A easy and fast way to backup FlashArray with Rubrik - Part 2: backup and restore deep dive

[ NOTE: machine translation with the help of DeepL translator without additional proofreading and spell checking ]


[Authors: Marco Hieronymus and Marcel Düssil]


In the course of this blog series, we decided to split the content into two posts. This post focuses on the necessary configurations within Rubrik, VMware and Pure Storage. The first post, on the other hand, will cover backup and restore operations and will provide deep technical insights.


Technical overview


Basically, "everyone is just boiling hot water", whether CommVault, Cohesity, Veritas, Veeam, ArcServe, EMC Avamar, EMC NetWorker, IBM TSM ... Rubrik also uses the given interface for virtual machine backups of the hypervisor. Every backup tool uses the vStorage API for Data Protection (VADP for short) with VMware vSphere. VADP is the successor to VMware Consolidated Backup (VCB) and has been the common standard for backing up vSphere since vSphere 4. Together with Changed Block Tracking (CBT), VADP is a best practice for incremental and fast data protection.

In the course of my research, I found an interesting comparison of VADP and VCB. I think it is extremely interesting to see what is taken for granted today with the features of VADP and was only possible to a limited extent or not at all with VCB.

Source: VMware Knowledge Base

Hyper-V naturally works with volume shadow copies (VSS) and not VADP for backups. Here, each hypervisor type/vendor (Nutanix AHV, Citrix XenServer, ...) offers its own developed mechanisms and interfaces.

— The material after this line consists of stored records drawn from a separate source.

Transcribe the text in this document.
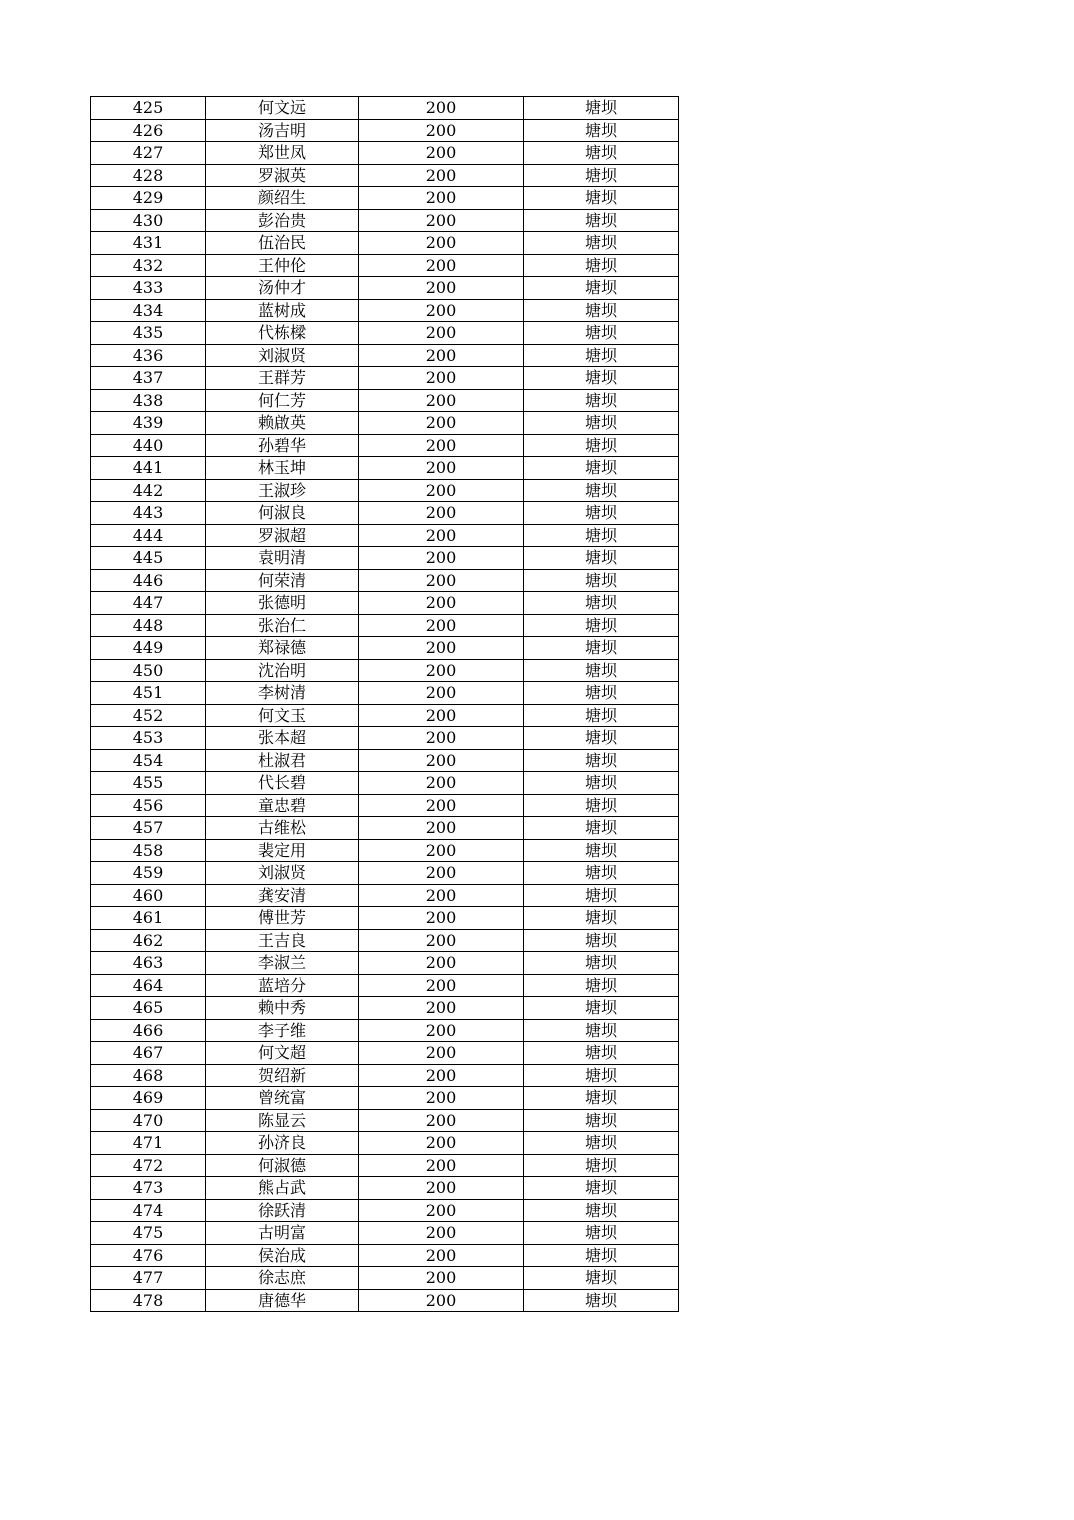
425	何文远	200	塘坝
426	汤吉明	200	塘坝
427	郑世凤	200	塘坝
428	罗淑英	200	塘坝
429	颜绍生	200	塘坝
430	彭治贵	200	塘坝
431	伍治民	200	塘坝
432	王仲伦	200	塘坝
433	汤仲才	200	塘坝
434	蓝树成	200	塘坝
435	代栋樑	200	塘坝
436	刘淑贤	200	塘坝
437	王群芳	200	塘坝
438	何仁芳	200	塘坝
439	赖啟英	200	塘坝
440	孙碧华	200	塘坝
441	林玉坤	200	塘坝
442	王淑珍	200	塘坝
443	何淑良	200	塘坝
444	罗淑超	200	塘坝
445	袁明清	200	塘坝
446	何荣清	200	塘坝
447	张德明	200	塘坝
448	张治仁	200	塘坝
449	郑禄德	200	塘坝
450	沈治明	200	塘坝
451	李树清	200	塘坝
452	何文玉	200	塘坝
453	张本超	200	塘坝
454	杜淑君	200	塘坝
455	代长碧	200	塘坝
456	童忠碧	200	塘坝
457	古维松	200	塘坝
458	裴定用	200	塘坝
459	刘淑贤	200	塘坝
460	龚安清	200	塘坝
461	傅世芳	200	塘坝
462	王吉良	200	塘坝
463	李淑兰	200	塘坝
464	蓝培分	200	塘坝
465	赖中秀	200	塘坝
466	李子维	200	塘坝
467	何文超	200	塘坝
468	贺绍新	200	塘坝
469	曾统富	200	塘坝
470	陈显云	200	塘坝
471	孙济良	200	塘坝
472	何淑德	200	塘坝
473	熊占武	200	塘坝
474	徐跃清	200	塘坝
475	古明富	200	塘坝
476	侯治成	200	塘坝
477	徐志庶	200	塘坝
478	唐德华	200	塘坝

So at this point I want to be clear: Rubrik has not revolutionized the market in the backup/restore process and reinvented the wheel. In my eyes, the art lies in the user experience and in the work with the tools. There are some products that can be used intuitively by everyone, while others are more complex and less easy to use.

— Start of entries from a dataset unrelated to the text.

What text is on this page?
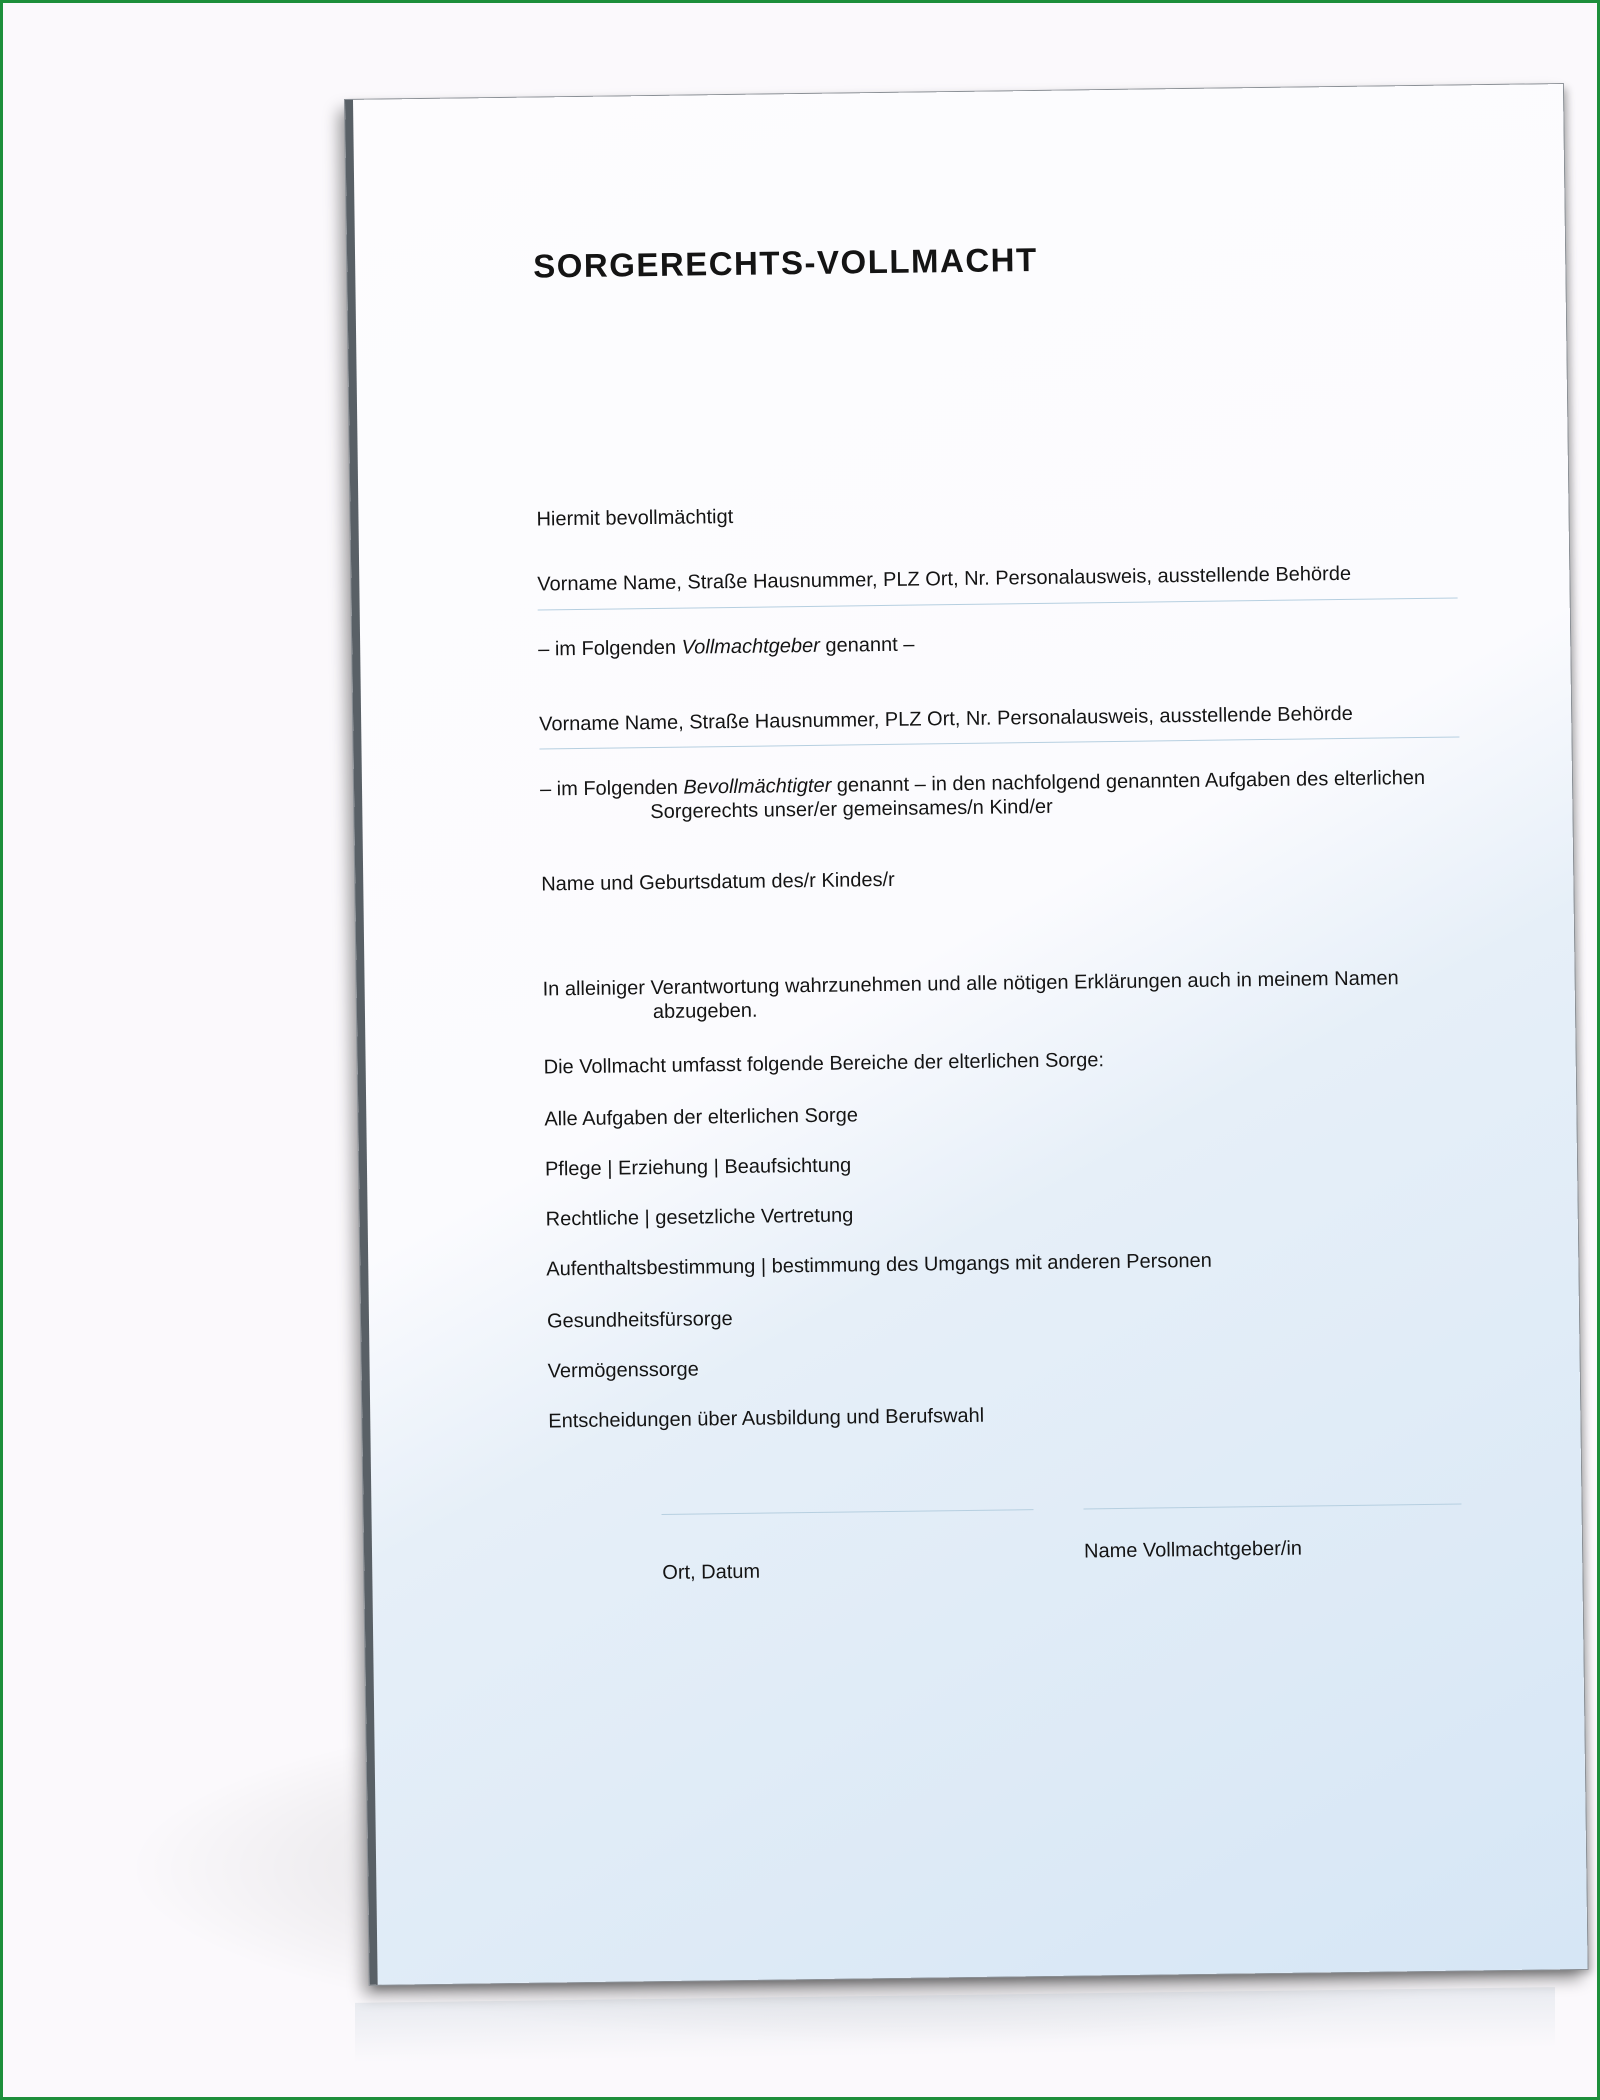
SORGERECHTS-VOLLMACHT
Hiermit bevollmächtigt
Vorname Name, Straße Hausnummer, PLZ Ort, Nr. Personalausweis, ausstellende Behörde
– im Folgenden Vollmachtgeber genannt –
Vorname Name, Straße Hausnummer, PLZ Ort, Nr. Personalausweis, ausstellende Behörde
– im Folgenden Bevollmächtigter genannt – in den nachfolgend genannten Aufgaben des elterlichen
Sorgerechts unser/er gemeinsames/n Kind/er
Name und Geburtsdatum des/r Kindes/r
In alleiniger Verantwortung wahrzunehmen und alle nötigen Erklärungen auch in meinem Namen
abzugeben.
Die Vollmacht umfasst folgende Bereiche der elterlichen Sorge:
Alle Aufgaben der elterlichen Sorge
Pflege | Erziehung | Beaufsichtung
Rechtliche | gesetzliche Vertretung
Aufenthaltsbestimmung | bestimmung des Umgangs mit anderen Personen
Gesundheitsfürsorge
Vermögenssorge
Entscheidungen über Ausbildung und Berufswahl
Ort, Datum
Name Vollmachtgeber/in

So, with the following technical insight, I might speak for every backup tool with VADP.


Rubriks Backupworkflow


(1) Connect to vCenter and initiate the backup job.

(2) Run pre-backup script inside the VM on the hypervisor to put the application in a consistent state.

(3) Create a VMware snapshot. See section below: How Snapshots work.

(4) Using the Pure Storage REST API, create a storage snapshot of the datastore and the underlying volume on the Pure. The datastores can also be distributed across multiple physical arrays (assumes connectivity of all arrays on the rubric).

(5) Removing the VMware snapshot.

(6) Running a post-snap script in the VM.

(7) Mount the volume snapshot to the ESXi server. A new volume is created in the background from the volume snapshot created in step (4). A rescan is performed on the ESXi HBA to discard the new volume. The new volume is then presented to the host and mounted. A datastore is then created from the volume. Important: the created storage volumes and datastore are only temporary.

(8) Create a Proxy VM. The temporary Proxy VM is based on the resources as the original (template), where the Proxy VM can be placed on any ESXi server with networking connectivity to the arrays. The created Proxy VM is powered off and no networking is configured. The datastore created in step (7) is now connected to the Proxy VM.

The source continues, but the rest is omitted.